Les associations et Ongs doivent désormais cibler
les prostituées pour mener avec elles la lutte ; il faut davantage les préparer
aux enjeux du VIH-Sida et engager leur conscience « professionnelle» dans
la lute. La distribution régulière des préservatifs, la conscientisation
organisée des actrices du fléau, et la mobilisation générale du peuple togolais
peuvent être un début de solution.
L’engagement du gouvernement est capital surtout à travers les
projets d’insertion sociale. Les prostituées ne se plaisent pas majoritairement
dans leur corporation et les propositions convenables d’insertion détourneraient
la plupart de leur profession. Certains experts affirment à raison que le
phénomène de la prostitution a réduit celui du viol. Puisque ainsi, les hommes
satisfont facilement leur libido. Mais la prostitution reste un phénomène à
combattre, non par représailles policières, mais par la récupération et la
réinsertion organisée des actrices. Il est aussi vrai que l’envergure du mal
nécessité des moyens colossaux dont ne dispose pas forcément le gouvernement
togolais. La bonne volonté pourrait déjà être le premier pas.

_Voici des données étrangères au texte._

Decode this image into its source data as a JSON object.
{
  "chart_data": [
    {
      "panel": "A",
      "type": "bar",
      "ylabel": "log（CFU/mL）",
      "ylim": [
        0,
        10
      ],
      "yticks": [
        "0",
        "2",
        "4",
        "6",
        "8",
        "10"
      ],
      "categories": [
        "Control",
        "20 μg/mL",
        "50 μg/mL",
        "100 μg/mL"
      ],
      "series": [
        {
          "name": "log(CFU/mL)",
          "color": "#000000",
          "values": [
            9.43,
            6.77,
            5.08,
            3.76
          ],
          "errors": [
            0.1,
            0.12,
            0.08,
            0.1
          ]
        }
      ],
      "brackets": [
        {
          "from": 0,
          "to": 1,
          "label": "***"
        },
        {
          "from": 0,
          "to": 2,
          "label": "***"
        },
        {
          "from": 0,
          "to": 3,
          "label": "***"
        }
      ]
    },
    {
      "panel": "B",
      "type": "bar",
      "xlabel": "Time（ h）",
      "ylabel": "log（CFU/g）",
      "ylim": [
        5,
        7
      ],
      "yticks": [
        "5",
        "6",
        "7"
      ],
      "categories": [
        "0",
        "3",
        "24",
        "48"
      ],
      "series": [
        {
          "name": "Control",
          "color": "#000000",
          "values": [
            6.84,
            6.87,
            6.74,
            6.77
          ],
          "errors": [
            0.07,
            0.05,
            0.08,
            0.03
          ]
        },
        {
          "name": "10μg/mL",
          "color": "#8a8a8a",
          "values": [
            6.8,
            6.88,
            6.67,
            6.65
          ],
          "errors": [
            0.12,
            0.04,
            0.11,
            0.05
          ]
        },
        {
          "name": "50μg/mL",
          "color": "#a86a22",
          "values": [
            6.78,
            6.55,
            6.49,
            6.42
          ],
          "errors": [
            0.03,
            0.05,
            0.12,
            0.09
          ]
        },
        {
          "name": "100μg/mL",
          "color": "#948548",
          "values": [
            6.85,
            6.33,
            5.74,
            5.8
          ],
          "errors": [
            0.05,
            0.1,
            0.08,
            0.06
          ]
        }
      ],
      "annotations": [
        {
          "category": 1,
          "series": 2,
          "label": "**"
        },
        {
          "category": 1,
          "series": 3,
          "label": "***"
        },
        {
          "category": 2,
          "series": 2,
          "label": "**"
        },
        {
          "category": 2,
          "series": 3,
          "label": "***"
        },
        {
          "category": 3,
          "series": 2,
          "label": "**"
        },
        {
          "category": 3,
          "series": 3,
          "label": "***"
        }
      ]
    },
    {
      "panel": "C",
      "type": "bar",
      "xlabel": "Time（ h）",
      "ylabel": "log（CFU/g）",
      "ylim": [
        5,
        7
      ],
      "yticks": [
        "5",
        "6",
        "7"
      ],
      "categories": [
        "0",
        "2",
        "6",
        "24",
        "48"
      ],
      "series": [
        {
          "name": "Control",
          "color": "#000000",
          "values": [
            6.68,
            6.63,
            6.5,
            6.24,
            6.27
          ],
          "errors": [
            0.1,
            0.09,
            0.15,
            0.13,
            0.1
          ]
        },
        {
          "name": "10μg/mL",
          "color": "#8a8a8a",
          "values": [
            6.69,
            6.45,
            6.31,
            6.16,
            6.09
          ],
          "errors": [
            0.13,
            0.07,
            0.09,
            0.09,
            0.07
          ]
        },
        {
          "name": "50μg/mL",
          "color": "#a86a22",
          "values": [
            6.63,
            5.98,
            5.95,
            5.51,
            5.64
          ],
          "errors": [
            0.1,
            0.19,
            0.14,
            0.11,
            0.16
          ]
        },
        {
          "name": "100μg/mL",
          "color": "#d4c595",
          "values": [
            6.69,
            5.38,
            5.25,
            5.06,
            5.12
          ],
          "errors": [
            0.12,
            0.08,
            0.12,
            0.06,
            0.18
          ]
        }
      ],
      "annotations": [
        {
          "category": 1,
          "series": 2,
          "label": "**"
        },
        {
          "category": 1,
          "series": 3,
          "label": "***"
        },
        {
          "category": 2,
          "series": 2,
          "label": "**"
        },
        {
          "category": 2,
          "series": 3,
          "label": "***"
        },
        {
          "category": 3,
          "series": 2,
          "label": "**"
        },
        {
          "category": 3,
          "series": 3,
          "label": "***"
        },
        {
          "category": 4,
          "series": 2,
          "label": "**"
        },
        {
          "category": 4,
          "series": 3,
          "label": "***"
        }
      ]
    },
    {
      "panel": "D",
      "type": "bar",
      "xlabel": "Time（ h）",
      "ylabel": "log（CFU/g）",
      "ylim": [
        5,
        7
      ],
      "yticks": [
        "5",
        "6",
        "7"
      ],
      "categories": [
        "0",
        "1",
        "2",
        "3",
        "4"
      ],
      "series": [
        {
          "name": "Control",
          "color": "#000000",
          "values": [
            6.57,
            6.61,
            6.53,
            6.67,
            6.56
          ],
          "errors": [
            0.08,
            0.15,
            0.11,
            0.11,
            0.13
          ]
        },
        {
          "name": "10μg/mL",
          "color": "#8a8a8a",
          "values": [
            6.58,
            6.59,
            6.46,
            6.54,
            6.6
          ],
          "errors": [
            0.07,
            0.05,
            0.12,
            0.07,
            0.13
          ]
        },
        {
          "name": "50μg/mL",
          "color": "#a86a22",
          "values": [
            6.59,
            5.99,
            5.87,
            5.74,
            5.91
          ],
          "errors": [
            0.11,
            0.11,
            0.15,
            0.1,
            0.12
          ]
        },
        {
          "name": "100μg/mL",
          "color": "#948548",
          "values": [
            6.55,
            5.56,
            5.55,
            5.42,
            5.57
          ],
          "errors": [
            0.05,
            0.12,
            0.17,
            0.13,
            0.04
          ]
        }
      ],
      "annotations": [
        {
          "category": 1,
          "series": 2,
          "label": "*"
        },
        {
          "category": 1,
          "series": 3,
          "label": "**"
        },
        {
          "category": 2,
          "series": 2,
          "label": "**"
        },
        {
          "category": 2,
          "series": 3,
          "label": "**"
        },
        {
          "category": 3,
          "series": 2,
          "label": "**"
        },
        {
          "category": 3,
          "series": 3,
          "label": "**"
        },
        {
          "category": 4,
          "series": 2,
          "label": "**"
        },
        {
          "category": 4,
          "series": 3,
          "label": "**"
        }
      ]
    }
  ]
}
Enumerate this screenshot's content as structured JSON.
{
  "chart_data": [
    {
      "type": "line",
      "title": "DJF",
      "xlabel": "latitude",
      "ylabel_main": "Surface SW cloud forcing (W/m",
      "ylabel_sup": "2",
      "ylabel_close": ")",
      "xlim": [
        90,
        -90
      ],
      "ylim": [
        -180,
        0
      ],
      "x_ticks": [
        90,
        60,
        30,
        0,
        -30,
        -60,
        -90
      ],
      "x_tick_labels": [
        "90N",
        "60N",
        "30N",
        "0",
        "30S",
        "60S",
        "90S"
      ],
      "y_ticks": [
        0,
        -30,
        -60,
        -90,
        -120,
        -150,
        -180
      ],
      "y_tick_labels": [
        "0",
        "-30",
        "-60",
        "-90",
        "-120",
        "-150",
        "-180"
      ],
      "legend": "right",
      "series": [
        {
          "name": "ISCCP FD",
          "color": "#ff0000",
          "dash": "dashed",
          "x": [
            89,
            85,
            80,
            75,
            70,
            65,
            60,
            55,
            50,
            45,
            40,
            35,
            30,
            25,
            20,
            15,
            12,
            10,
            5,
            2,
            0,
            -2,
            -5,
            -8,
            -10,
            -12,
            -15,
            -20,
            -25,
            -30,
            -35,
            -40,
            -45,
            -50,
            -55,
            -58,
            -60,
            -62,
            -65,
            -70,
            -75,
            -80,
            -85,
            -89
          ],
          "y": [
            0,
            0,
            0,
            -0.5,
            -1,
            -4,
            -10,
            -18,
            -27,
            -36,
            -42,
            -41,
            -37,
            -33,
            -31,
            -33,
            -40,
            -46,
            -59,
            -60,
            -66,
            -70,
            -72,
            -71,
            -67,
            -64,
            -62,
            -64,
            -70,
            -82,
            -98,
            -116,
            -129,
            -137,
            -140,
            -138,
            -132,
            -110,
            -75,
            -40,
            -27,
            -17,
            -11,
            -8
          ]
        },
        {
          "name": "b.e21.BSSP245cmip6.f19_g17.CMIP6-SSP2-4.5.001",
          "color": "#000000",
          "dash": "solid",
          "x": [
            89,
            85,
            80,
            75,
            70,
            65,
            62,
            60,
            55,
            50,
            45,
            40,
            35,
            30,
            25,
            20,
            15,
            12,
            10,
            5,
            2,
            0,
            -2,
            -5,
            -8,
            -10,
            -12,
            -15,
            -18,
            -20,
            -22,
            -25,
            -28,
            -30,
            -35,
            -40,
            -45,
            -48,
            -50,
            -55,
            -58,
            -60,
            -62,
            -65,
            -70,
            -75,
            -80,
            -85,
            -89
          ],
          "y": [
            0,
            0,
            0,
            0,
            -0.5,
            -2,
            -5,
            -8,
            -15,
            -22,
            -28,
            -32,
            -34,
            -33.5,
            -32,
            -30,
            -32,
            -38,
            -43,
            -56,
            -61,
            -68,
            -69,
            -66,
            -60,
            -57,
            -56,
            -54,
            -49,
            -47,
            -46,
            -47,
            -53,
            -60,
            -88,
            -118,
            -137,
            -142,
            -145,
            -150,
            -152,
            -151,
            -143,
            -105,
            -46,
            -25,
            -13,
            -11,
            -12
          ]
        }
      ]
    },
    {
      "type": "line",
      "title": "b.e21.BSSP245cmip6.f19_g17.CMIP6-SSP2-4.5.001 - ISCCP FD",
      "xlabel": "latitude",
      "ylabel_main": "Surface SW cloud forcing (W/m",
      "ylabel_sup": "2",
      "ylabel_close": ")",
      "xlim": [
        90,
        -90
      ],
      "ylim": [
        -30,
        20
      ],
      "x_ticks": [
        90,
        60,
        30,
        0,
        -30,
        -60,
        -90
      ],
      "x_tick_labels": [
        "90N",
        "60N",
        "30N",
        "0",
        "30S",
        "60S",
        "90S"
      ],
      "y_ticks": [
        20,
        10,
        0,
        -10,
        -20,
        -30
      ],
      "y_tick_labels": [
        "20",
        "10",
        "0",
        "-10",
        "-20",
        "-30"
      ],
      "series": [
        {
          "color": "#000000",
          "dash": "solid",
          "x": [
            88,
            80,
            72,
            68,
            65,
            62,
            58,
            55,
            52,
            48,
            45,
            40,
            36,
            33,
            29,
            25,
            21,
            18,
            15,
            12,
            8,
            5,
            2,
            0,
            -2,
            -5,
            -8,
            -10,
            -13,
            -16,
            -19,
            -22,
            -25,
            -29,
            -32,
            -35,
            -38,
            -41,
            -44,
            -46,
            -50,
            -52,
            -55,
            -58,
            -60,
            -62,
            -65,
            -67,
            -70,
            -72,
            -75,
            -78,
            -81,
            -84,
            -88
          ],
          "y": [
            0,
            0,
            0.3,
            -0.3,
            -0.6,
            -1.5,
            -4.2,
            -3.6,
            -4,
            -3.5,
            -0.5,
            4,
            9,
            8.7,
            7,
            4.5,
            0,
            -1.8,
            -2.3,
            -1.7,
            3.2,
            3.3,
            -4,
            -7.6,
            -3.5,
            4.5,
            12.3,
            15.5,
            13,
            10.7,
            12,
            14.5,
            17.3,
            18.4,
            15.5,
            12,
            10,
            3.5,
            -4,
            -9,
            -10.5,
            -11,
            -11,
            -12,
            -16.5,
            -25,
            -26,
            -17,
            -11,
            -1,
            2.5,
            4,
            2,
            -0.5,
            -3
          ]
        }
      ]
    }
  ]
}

Mais le
développement du social, la lutte contre la pauvreté, la promotion de l’emploi
pour la jeunesse en l’occurrence et le retour de l’éducation morale et civique
dans le programme scolaire pourraient contribuer remarquablement à la réduction
du fléau. La contribution de tous les togolais est aussi importante, le
phénomène concerne tous et engage tous, malheureusement, peu de structures s’en
occupent comme si la prostitution devait rester légale dans les esprits.